Boom von Solarstrom in Spanien: Einwohner wehren sich zunehmend

Seite 3: Widerstand formiert sich

Immer mehr Menschen im Land sind von der Idee alles andere als begeistert, dass Spanien Hauptenergieversorger für Europa werden soll, denn das bedeutet auch massive Zerstörung der Natur und zudem werden Kulturlandschaften bedroht und Landwirte und andere Grundstücksbesitzer enteignet. Gewinner dieser Pläne sind abermals die Konzerne und große Finanzinvestoren, die sich schon beim ersten Boom eine goldene Nase verdient hatten.

Im Rahmen des Green Deal will die spanische Regierung schnell so viel wie möglich Projekte auf den Weg bringen. Als Investitionsvolumen sind 92 Milliarden Euro vorgesehen und das wird zu einem neuen Boom im Bereich von großen Freiflächenanlagen und der "Verspargelung der Landschaft" über Windräder führen. Schon ohne Subventionen wirft der Sektor auch über die hohen Zufallsgewinne derzeit besonders hohe Renditen ab und erneut springen deshalb große Kapitalgesellschaften und Fonds auf den Zug auf.

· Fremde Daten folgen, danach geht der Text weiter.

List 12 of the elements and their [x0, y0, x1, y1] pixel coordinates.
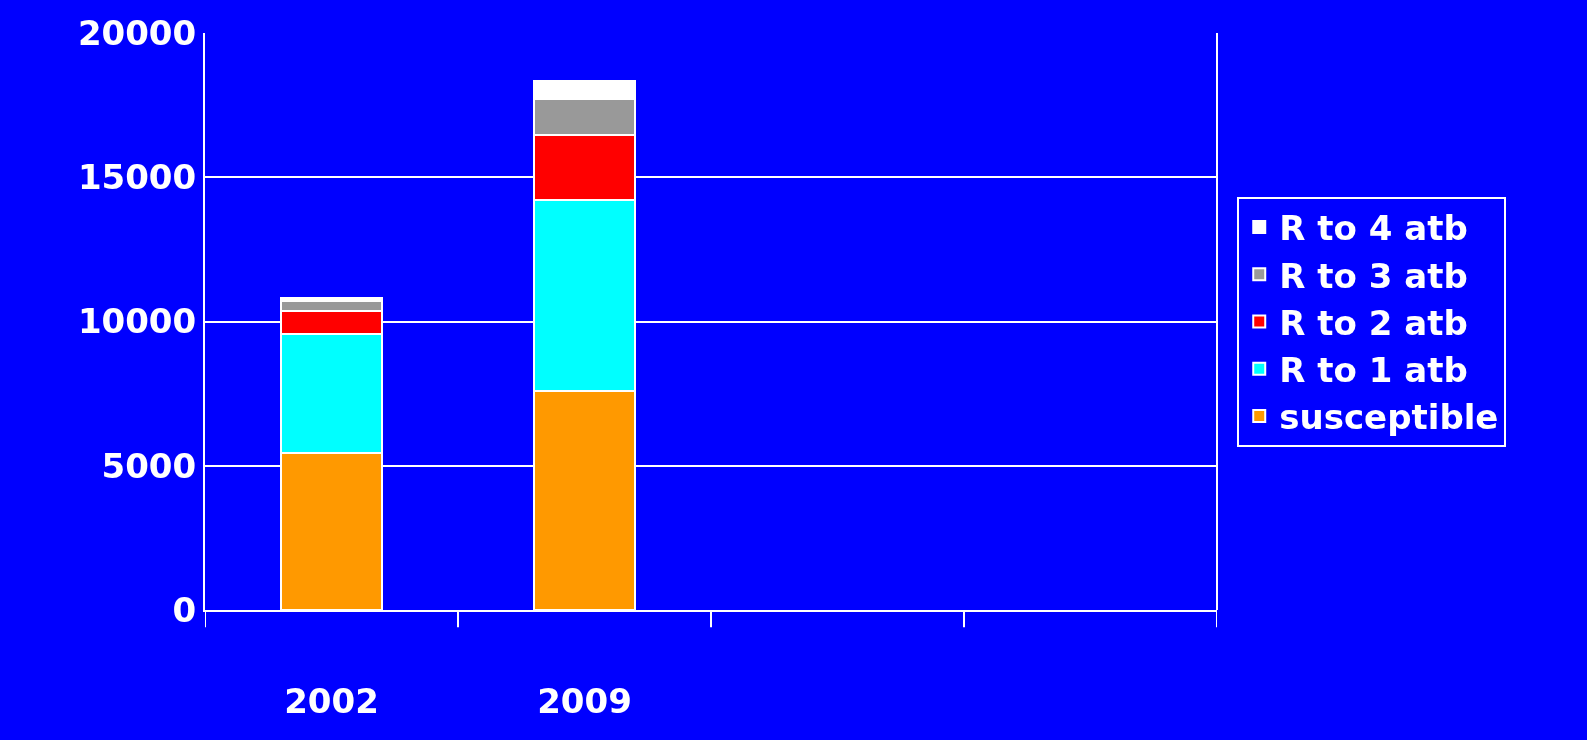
x-tick-label: 2002 — [284, 680, 379, 721]
y-tick-label: 0 — [172, 589, 197, 630]
y-tick-label: 15000 — [77, 157, 197, 198]
x-tick-label: 2009 — [537, 680, 632, 721]
legend-label: R to 1 atb — [1279, 349, 1468, 390]
legend-label: susceptible — [1279, 397, 1499, 438]
legend-label: R to 2 atb — [1279, 302, 1468, 343]
y-tick-label: 10000 — [77, 301, 197, 342]
legend-label: R to 4 atb — [1279, 208, 1468, 249]
legend-label: R to 3 atb — [1279, 255, 1468, 296]
y-tick-label: 5000 — [101, 445, 197, 486]
y-tick-label: 20000 — [77, 12, 197, 53]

Inzwischen hat sich mit "Aliente" ein großes Bündnis zusammengeschlossen, das gegen den Wildwuchs und die Naturzerstörung über erneuerbare Energien vorgeht. Schon 216 Organisationen beteiligen sich.

Aufgezeigt wird von ihnen auch, wie eine dezentrale Versorgung mit erneuerbaren Energien aussehen könnte, also primär der Eigenverbrauch gefördert werden soll. Kommunen könnten demnach energieautark werden, Wohnungs- und Hausbesitzer ihren Strom erzeugen und teilen, Landwirte, die Ölmühlen und Bewässerungspumpen über nachhaltige Nutzung speisen.

Im Interview mit der taz macht der Aliente-Sprecher Luis Bolonio die Ablehnung der Brüsseler und Madrider Pläne deutlich, von denen zum Beispiel im bisherigen Energieplan nichts zu finden ist, der vorrangig auf die Eigenversorgung abzielte.

Gefordert werden deshalb von dem Bündnis eine gesamtgesellschaftliche Debatte und die Ausarbeitung eines neuen Plans unter Einbindung der Bevölkerung. "Keiner hat die Spanier gefragt, ob sie Energieproduzent und -lieferant für Mittel- und Nordeuropa werden wollen", erklärt der Aktivist.

Er macht auch deutlich, dass das Bündnis nicht per se gegen Großprojekte ist, allerdings komme es zentral darauf an, welche Ziele damit verfolgt würden. "Wir wollen einen echten Energiewandel, grün und gerecht zugleich." Gefordert wird die Umsetzung der Europäischen Richtlinien, die Energieeffizienz und Eigenverbrauch in den Vordergrund stellen und nicht den Energieexport.

Warum sollten in Spanien Projekte realisiert werden, die in Deutschland etwa abgelehnt würden. "In Deutschland gibt es sehr viel Widerstand gegen Windkraftprojekte in Regionen, die sich als Opfer dieser Entwicklung sehen."

Er kommt deshalb zu dem Schluss: "Der Ausbau der Großprojekte für den Verbrauch irgendwo anders inner- und außerhalb Spaniens ist ein koloniales Projekt. Es profitierten die reichen Länder, die zu viel Strom verbrauchen.

Die Bevölkerung in den ärmeren Ländern, in denen der Strom produziert wird, profitierten davon jedoch nicht. Das Gegenteil sei der Fall. Die Entwicklung auf dem Land in Spanien würde noch weiter verlangsamt werden, die Landflucht verstärkt "Es muss den Betroffenen erklärt werden, was der Plan ist, wer davon profitiert und was ihre Region davon hat."

Neben den Auswirkungen auf die Umwelt stellt Ambiente soziale Fragen ins Zentrum. "Ganz konkret die Frage nach den Gewinnen bei der Produktion Erneuerbarer Energien. Bleibt Geld vor Ort? Hat die betroffene Bevölkerung was davon?" Darum ginge es bei den Projekten allerdings nie.